Retalhos de memórias perdidas

     Do que é feita a história? Como ela se faz? Quem a faz?
     São questões que podem nos assaltar de vez em quando. O vulgo tende a achar que a história é feita apenas de grandes ações levadas à efeito por personagens inesquecíveis em momentos que passam à posteridade como decisivos. 
     É assim que acontecimentos como o Dia D, a Queda da Bastilha, os atentados de 11 de setembro se tornam na mente da massa fatos importantes, marcos históricos como se diz, e personagens como Hitler, Napoleão, Albert Sabin passam à história como heróis ou vilões.
     Mas o que dizer dos anônimos, ou quase, que tomam parte nos grandes acontecimentos? Não seriam eles também dignos de serem lembrados? E quanto ao ponto de vista daqueles personagens que colaboram, ou melhor dizendo, que são diretamente responsáveis pelos marcos históricos? Afinal, um fato só pode ser considerado de grandes proporções justamente por envolver o maior número de pequenos acontecimentos e de pessoas que dão seu quinhão à magnitude de qualquer evento.
     Estas reflexões me vêm à mente logo após a leitura de dois livros cujo tema é a Segunda Grande Guerra. Não, não se tratam de estudos sobre o grande conflito do século passado. Também não são textos com revelações dos bastidores da guerra. Tão pouco são narrativas de ficção ambientadas naquele contexto. São dois diários, isso mesmo, diários de guerra.

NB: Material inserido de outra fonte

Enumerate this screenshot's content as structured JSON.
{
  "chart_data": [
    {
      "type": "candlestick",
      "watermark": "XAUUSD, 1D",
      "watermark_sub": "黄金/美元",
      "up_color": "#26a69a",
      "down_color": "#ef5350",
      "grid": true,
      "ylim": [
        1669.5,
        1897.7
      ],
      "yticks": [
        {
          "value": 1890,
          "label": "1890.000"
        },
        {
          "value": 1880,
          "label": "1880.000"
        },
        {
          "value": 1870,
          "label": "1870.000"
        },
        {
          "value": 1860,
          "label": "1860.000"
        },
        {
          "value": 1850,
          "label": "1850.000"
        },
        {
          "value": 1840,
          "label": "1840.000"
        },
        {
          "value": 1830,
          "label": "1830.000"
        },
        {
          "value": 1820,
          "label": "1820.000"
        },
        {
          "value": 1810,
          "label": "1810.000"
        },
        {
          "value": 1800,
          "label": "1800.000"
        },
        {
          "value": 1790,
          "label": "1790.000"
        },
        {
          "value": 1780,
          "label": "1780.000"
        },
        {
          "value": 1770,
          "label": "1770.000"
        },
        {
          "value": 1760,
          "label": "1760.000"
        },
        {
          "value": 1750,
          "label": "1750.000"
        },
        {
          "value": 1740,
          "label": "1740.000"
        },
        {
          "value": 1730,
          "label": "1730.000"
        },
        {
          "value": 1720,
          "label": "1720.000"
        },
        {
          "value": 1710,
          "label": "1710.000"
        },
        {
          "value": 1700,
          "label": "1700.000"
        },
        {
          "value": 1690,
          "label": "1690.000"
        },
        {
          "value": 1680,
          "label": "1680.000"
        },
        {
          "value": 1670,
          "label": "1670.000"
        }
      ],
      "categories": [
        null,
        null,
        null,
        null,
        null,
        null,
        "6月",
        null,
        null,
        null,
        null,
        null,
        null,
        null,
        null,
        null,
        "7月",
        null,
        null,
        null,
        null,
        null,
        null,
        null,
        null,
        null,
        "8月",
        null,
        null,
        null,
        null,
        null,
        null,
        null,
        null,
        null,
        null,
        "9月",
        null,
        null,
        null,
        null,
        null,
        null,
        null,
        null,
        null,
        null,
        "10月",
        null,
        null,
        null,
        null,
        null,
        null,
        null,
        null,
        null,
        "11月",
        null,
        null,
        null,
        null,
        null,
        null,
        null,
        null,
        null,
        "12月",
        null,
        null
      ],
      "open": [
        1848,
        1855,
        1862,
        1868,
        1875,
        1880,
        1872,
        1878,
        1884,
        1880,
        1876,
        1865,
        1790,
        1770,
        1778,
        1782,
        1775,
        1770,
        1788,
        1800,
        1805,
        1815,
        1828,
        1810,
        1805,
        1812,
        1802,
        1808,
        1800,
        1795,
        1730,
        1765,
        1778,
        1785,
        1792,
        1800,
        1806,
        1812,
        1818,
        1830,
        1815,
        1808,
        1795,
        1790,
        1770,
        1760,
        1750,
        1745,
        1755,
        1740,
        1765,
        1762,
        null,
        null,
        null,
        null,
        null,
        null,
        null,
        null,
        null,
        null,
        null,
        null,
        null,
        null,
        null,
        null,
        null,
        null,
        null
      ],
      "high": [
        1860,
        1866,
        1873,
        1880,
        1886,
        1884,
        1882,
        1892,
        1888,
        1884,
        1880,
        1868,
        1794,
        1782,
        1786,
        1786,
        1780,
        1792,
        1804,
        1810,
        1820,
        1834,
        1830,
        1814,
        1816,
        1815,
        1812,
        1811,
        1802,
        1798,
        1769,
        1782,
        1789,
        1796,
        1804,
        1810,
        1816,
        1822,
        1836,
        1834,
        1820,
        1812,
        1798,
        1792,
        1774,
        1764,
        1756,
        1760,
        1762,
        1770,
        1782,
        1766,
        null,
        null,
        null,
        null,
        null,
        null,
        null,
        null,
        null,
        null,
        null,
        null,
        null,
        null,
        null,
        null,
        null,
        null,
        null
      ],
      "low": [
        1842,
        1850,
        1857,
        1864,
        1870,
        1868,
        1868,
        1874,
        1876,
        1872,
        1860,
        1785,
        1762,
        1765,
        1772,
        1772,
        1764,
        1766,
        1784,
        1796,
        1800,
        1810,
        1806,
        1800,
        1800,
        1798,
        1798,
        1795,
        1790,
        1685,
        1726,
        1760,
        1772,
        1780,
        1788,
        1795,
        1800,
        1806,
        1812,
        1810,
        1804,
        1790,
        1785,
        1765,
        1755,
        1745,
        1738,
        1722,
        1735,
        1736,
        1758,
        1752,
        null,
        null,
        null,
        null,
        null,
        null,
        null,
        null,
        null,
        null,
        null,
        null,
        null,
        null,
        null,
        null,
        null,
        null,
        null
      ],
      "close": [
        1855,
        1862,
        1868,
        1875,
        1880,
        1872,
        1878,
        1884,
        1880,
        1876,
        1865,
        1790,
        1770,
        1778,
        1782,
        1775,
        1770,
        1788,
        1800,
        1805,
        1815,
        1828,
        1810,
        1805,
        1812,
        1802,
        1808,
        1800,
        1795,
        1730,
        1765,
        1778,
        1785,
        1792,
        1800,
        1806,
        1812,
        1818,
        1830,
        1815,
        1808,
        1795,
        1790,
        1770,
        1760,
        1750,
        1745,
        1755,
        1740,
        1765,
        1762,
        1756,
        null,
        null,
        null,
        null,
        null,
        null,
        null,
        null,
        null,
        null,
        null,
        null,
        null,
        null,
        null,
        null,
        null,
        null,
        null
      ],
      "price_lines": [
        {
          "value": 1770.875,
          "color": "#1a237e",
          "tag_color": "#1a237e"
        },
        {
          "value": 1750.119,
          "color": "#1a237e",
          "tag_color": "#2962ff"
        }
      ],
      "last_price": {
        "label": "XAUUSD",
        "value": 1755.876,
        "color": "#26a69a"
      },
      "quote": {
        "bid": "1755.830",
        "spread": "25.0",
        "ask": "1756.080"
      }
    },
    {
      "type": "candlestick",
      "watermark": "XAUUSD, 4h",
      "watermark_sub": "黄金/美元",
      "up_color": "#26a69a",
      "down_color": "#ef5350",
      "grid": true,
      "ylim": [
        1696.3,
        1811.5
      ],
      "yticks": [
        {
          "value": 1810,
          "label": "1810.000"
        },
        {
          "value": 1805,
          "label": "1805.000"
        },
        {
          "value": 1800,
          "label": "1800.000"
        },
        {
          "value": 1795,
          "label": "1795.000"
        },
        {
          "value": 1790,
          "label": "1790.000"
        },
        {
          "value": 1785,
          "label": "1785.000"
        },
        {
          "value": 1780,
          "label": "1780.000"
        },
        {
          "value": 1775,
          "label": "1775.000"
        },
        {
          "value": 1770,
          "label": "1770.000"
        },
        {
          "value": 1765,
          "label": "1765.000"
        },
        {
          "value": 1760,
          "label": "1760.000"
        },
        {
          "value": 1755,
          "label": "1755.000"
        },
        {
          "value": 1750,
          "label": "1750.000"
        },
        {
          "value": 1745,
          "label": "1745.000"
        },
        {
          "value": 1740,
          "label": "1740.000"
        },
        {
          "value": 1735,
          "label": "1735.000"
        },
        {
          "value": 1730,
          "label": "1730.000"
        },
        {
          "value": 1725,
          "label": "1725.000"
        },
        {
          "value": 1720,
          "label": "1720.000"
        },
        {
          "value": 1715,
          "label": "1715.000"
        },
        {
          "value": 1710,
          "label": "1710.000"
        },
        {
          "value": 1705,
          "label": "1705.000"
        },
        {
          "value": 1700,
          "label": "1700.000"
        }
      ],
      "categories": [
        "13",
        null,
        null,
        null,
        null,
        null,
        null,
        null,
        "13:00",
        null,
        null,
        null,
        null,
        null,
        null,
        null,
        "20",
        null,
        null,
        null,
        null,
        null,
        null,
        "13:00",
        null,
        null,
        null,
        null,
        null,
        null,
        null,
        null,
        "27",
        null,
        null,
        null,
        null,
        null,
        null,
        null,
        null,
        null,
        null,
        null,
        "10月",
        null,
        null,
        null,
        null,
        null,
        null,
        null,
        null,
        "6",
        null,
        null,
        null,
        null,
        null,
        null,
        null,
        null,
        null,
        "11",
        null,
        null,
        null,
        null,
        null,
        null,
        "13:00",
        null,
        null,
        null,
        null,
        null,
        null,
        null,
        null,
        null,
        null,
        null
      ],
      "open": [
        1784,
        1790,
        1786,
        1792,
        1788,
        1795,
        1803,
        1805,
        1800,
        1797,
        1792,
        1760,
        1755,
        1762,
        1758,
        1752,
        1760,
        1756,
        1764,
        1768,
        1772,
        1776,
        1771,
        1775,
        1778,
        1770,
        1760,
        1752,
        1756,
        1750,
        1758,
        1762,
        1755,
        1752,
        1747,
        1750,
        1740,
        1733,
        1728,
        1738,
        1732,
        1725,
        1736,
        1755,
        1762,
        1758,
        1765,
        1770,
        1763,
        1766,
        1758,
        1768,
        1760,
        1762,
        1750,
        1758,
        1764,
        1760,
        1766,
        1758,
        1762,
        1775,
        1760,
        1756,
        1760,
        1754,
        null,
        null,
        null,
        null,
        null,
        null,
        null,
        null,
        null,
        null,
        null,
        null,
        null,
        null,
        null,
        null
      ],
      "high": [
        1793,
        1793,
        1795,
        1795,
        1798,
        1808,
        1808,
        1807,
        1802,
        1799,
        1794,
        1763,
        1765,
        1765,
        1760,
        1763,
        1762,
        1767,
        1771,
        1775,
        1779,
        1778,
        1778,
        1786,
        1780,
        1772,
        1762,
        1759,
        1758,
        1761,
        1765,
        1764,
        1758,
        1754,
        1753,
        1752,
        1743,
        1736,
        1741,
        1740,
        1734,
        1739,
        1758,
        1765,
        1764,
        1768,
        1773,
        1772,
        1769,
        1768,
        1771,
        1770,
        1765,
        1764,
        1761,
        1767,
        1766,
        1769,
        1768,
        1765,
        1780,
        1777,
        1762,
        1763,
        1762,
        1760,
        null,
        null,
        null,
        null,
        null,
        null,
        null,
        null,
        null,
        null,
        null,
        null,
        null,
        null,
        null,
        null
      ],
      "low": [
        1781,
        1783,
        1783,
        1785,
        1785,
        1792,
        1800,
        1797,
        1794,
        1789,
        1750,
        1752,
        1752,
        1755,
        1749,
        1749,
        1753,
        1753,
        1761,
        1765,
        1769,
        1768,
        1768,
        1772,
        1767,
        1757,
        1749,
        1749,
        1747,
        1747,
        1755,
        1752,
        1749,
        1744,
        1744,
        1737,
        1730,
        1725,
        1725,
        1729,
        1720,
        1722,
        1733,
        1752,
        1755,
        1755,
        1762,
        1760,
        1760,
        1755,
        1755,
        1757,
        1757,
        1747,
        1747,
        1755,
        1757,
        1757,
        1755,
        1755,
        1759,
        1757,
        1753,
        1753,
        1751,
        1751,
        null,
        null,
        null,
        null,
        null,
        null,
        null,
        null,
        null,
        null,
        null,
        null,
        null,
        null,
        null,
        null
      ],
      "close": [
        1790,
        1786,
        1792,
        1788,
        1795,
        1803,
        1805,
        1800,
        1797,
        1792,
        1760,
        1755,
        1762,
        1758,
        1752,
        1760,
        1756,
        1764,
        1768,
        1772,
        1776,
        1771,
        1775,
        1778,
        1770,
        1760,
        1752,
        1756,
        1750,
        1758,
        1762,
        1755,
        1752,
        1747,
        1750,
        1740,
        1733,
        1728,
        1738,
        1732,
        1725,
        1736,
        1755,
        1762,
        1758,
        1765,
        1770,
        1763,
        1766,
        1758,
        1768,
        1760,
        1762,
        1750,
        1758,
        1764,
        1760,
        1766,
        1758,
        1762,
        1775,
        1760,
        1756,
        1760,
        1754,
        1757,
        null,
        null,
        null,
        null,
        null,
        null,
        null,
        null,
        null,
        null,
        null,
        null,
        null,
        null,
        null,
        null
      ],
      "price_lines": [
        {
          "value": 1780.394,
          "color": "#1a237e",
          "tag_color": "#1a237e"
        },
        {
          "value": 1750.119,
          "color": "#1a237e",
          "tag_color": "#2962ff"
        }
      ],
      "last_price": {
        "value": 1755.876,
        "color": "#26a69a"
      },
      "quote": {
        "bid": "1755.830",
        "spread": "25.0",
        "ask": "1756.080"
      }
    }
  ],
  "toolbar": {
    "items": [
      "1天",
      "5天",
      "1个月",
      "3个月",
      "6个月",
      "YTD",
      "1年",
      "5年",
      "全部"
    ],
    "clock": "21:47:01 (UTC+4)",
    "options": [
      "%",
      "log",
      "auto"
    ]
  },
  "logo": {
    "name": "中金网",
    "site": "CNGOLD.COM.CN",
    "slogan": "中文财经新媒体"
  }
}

Como se não bastasse, são dois diários de guerra escritos por brasileiros que lutaram na Itália.
     O Diário de Guerra (2008), de Rui Moreira Lima, e Diário de um Herói de Guerra (2006), organizado por Roberto Pessoa Ramos Neto, ambos publicados pela Adler, apresentam visões únicas e distintas sobre a participação da Força Aérea Brasileira (FAB) na campanha aliada em território italiano. É interessante notar como os mesmos acontecimentos podem ser narrados de forma tão diversa dependendo de qual for a intenção daquele que o narra. 
     O livro de Rui Moreira Lima, que já tinha brindado o público interessado pelo tema com o antológico e obrigatório Senta a Pua! (1980), apresenta anotações feitas in loco, isto é, em pleno campo de batalha, com as descrições resumidas das missões cumpridas pelo então Tenente do 1º Grupo de Aviação de Caça; anotações estas que  registram os componentes das esquadrilhas, os objetivos da missão e os alvos destruídos. Apontamentos feitos de forma metódica em pequenas cadernetas e que foram enriquecidos posteriormente por descrições mais detalhadas, inclusive com indicações sobre o desfecho de alguns acontecimentos.
     Já o Diário de um Herói de Guerra traz os apontamentos do então Capitão Roberto Pessoa Ramos organizados por seu neto homônimo. O que chama a atenção neste segundo título é o despojamento da escrita do jovem piloto brasileiro. Não há nele a preocupação em apresentar os dados ou os fatos de maneira acadêmica, formando antes um amálgama de registros e impressões, nos quais a visão pessoal do ser humano demonstra bem a garra, a fibra e o idealismo do guerreiro.
     Ambos os títulos servem como janelas para o passado, através das quais o leitor tem uma oportunidade rara de ver a guerra e a participação brasileira sem nenhum  artificialismo de discursos pseudo-ideológicos que se poderia esperar de livros com tal temática.
     Em um tempo dominado por uma visão que busca parecer intelectualizada, mas que disfarça sua superficialidade com palavras de efeito pronunciadas aos berros, em que o elogio a qualquer aspecto de nossa história militar vira motivo para sermos acusados de reacionários, em que ser patriota virou sinônimo de concordar com tudo o que a massa ignorante aceita vindo de cima, em que o Poder Total busca sutilmente impedir a liberdade de expressão e de pensamento, é oportuno lembrar destes esquecidos, injustiçados guerreiros que lutaram pela liberdade em um mundo cuja loucura só seria suplantada pela alienação de nossa época.
     Lutar pela liberdade com a bandeira de um país cujo poder era reconhecidamente totalitário pode parecer  hipócrita se visto com o olhar viciado por discursos vazios de ideal, como são os de nossos dias. Mas a verdade salta das páginas dos diários como a nos cobrar: o que vocês fizeram de nosso sacrifício?